Chemotherpie durch Zytostatika

Bei der Chemotherapie maligner Geschwülste soll das Tumorwachstum durch Zytostatika gehemmt werden. Diese wirken als Zell- und Mitosegifte auf besonders intensiv wachsendes Gewebe ein, indem sie in den Mitoseablauf bzw. in die Synthese der Desoxyribonukleinsäure (DNS) eingreifen.

In der Mund-, Kiefer- und Gesichtschirurgie sind die folgenden Zytostatika im Gebrauch und können je nach Bedarf miteinander und mit einer radiologischen oder/und chirurgischen Therapie kombiniert werden:

  • Methotrexat gehört als Folsäureantagonist in die Gruppe der Antimetaboliten.
  • Bleomycin ist ein Glykopeptid-Antibiotikum, das eine selektive Wirkung auf Plattenepithelkarzinome besitzt.
  • Vincristin ist ein Alkaloid, das besonders auf maligne Lymphome (siehe Sarkome) einwirkt.
  • Cisplatin wirkt vermutlich durch Vernetzung der DNS und bedingt dadurch Störungen der Replikation.

Für den klinischen Bedarf gibt es folgende Anwendungsmöglichkeiten der Zytostatikatherapie:

  • Durch präoperative Zytostatikatherapie können inoperable Tumoren gegebenenfalls operabel werden.
  • Die postoperative Zytostatikatherapie beginnt am 14. Tag nach der Operation mit Vincristin. Am 15. Tag erhält der Patient Methotrexat und am 16. Tag Bleomycin. Nach eintägiger Pause werden am 18. und 19. Tag  nochmals Methotrexat und Bleomycin gegeben. Nach erneuter eintägiger Pause wiederholt sich der gesamte Zyklus. Am 26. Tag ist die postoperative Chemotherapie angeschlossen.
  • Bei der Synchronisationsbehandlung werden Zytostatika mit der Strahlentherapie kombiniert.

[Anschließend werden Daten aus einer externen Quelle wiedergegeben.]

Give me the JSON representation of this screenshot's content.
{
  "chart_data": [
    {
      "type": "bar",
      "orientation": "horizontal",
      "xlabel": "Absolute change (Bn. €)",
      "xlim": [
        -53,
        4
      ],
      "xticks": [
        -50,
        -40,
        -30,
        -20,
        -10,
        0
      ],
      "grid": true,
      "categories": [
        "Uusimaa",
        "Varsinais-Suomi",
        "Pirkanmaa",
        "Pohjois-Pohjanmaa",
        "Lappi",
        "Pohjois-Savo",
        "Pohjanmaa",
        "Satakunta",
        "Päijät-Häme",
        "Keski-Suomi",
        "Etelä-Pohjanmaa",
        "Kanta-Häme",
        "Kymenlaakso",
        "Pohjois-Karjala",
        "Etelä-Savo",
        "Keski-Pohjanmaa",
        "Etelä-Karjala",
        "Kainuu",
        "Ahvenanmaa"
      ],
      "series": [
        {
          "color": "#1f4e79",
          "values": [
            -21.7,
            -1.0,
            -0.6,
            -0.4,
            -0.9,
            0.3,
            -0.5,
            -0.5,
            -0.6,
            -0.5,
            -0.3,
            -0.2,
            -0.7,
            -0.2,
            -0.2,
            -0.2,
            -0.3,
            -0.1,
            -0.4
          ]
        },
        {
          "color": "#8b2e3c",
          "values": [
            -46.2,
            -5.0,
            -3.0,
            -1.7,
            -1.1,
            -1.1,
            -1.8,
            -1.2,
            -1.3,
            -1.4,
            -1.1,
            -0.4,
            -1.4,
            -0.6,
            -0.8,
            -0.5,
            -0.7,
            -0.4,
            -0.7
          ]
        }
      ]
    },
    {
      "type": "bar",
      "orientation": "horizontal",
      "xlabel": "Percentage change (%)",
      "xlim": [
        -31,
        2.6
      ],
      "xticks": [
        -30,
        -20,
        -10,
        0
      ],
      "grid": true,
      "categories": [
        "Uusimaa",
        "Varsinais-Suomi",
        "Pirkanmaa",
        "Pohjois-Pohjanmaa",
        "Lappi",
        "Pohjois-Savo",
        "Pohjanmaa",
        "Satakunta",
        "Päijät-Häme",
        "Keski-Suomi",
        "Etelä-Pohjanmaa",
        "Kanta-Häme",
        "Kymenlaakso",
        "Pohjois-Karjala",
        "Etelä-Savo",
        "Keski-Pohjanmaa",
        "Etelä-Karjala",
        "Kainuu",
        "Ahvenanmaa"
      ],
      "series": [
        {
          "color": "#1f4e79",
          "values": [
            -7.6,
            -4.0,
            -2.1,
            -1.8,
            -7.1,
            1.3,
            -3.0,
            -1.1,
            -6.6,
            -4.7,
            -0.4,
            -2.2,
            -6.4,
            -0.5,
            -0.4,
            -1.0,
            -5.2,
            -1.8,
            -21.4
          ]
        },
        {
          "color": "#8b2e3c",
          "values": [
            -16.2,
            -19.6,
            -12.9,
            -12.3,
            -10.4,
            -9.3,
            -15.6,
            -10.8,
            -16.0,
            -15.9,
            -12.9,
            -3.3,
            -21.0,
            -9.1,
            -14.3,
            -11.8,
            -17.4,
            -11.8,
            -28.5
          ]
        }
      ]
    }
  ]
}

Durch Bleomycin und Vincristin werden die Tumorzellen in einer bestimmten Teilungsphase arretiert, in der sie besonders strahlenempfindlich sind.
  • Die palliative Zytostatikatherapie kann angewandt werden, wenn die operativen und strahlentherapeutischen Möglichkeiten erschöpft und Dauererfolge nicht mehr zu erwarten sind.

Laserchirurgie

Durch Laserstrahlung wird im Gewebe Wärme erzeugt, die zur chirurgischen Durchtrennung von Weichgewebe und Knochen oder zur Erzeugung oberflächlicher Koagulationsnekrosen benutzt werden kann. Für chirurgische Zwecke wurden entsprechende Geräte entwickelt. Die Eindringtiefe der Strahlung kann durch die Art der Laserstrahlung begrenzt werden.

Die Laserchirurgie findet Anwendung zur Beseitigung kleiner gutartiger Tumoren und von Leukoplakiearealen. Die befallenen Schleimhautveränderungen werden oberflächlich koaguliert und die Nekrosen mechanisch entfernt. Die Heilung erfolgt über die freie Granulation.